Brindamos por la felicidad de estar de nuevo todos juntos y disfrutamos de una buena charla a la fresca después de una suculenta cena.
Al día siguiente, paseo matutino por el Condat, una agradable caminata entre los viñedos sin olvidar visitar la bellísima capilla de Notre Dame de Condat que, por una vez, estaba abierta.
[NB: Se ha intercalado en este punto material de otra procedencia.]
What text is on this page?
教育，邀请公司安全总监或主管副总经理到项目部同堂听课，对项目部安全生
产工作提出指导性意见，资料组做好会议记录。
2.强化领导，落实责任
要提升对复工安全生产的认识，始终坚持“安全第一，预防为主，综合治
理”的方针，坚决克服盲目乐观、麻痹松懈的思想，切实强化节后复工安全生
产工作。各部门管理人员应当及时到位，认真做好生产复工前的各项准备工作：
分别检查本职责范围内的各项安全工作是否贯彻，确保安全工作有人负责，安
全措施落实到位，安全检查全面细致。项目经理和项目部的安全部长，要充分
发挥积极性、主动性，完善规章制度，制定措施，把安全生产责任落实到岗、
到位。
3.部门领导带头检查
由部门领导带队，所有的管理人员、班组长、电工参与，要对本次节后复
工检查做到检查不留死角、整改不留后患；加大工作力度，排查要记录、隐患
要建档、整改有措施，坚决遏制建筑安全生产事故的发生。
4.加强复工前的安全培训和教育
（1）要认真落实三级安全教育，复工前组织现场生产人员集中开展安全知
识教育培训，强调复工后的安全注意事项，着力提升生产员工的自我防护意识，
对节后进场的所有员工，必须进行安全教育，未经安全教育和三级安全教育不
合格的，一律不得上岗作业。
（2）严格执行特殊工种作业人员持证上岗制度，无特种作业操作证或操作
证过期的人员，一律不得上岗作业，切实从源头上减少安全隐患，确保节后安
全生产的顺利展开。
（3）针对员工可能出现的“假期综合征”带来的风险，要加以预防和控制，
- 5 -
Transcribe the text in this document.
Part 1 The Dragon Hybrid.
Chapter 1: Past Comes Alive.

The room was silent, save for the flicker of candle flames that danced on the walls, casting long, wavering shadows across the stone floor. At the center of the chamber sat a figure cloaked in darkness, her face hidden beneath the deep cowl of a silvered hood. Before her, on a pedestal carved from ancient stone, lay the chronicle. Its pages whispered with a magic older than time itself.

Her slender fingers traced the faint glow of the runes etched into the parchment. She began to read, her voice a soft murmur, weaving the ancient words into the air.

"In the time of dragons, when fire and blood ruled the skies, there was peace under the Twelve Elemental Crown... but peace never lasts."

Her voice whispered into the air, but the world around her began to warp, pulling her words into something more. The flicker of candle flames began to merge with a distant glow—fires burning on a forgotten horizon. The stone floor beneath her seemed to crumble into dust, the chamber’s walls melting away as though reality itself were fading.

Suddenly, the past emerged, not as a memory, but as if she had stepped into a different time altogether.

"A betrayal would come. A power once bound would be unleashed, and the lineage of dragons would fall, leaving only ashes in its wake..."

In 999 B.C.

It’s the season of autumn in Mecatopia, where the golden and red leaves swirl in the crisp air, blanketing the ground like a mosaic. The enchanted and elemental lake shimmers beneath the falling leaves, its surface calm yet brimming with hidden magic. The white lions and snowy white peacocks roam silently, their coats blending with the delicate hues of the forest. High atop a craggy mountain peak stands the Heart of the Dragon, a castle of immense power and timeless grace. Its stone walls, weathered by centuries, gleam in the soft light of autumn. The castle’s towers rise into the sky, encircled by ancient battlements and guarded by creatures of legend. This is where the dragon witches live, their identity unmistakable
El día iba a ser caluroso y bochornoso, lo ideal para las uvas a punto de ser recogidas para crear uno de los néctares más famosos del mundo.
Después, la Tía nos invitó “Chez Rémi” donde comimos por tres y bebimos por dos.
Después de la siesta, nos ofrecimos un pequeño paseo digestivo por las orillas de la Dordogne para acabar en una cervecería un tanto ostentosa. El mismísimo Bacchus debía alegrarse al vernos tan contentos.
Al día siguiente, “Tariquet” con la Tía más entusiasta que nunca, y pequeña vuelta por Dardenac, el pueblo de mi infinita infancia, feudo de la abuela, donde el gran Sultan se digno a saludarnos.
Antes de despedirnos de l’Entre deux mers, ultima cerveza en la plaza del mercado, con unos kilos de más de la cuenta. ¡Benditas vacaciones!